Wu no tuvo que darse la vuelta. Sabía que el negro alto se acercaba por detrás. Sólo estaba a cinco metros. Wu entró en la casa.
Sostuvo la puerta abierta y dirigió al agente lo que consideró una sonrisa afeminada. El agente -según la placa se llamaba Richardson- caminaba hacia la puerta.
Cuando sólo estaba a un metro, Wu atacó.
El agente Richardson había vacilado, tal vez porque intuyó algo, pero era demasiado tarde. El golpe, asestado con la palma de la mano, impactó de pleno en su vientre. Richardson se dobló como una silla plegable. Wu se acercó más. Pretendía incapacitarlo. No quería matar.
Un policía herido genera calor. Un policía muerto sube la temperatura diez veces más.

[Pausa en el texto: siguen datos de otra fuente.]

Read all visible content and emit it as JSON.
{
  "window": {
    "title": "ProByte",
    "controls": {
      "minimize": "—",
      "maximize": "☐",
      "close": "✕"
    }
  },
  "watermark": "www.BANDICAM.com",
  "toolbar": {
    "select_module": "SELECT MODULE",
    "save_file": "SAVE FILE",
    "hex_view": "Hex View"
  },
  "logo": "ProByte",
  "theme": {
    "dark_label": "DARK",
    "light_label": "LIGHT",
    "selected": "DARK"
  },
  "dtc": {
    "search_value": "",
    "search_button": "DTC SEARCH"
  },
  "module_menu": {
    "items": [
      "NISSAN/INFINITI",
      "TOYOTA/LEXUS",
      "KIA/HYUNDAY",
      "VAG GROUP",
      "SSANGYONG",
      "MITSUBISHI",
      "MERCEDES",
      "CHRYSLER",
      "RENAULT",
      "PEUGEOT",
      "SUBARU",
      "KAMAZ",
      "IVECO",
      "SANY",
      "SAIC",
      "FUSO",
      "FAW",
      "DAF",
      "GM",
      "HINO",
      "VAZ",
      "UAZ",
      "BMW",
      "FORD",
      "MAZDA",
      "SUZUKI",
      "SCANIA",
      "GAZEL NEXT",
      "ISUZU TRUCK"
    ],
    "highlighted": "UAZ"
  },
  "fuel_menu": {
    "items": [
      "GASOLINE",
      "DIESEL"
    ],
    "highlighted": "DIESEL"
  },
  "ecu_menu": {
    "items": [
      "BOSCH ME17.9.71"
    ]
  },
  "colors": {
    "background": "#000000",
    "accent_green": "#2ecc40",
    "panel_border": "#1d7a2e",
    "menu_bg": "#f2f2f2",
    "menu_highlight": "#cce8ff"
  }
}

El policía estaba doblado por la cintura. Wu le golpeó las piernas por detrás. Richardson cayó de rodillas. Wu empleó una técnica de presión en un punto. Hundió los nudillos de los dedos índices a ambos lados de la cabeza de Richardson, introduciéndolos en la cavidad del oído por debajo del cartílago, una zona llamada Calentador Triple 17. Hay que saber encontrar el ángulo adecuado. Si se aprieta demasiado, se puede matar a alguien. Se requiere mucha precisión.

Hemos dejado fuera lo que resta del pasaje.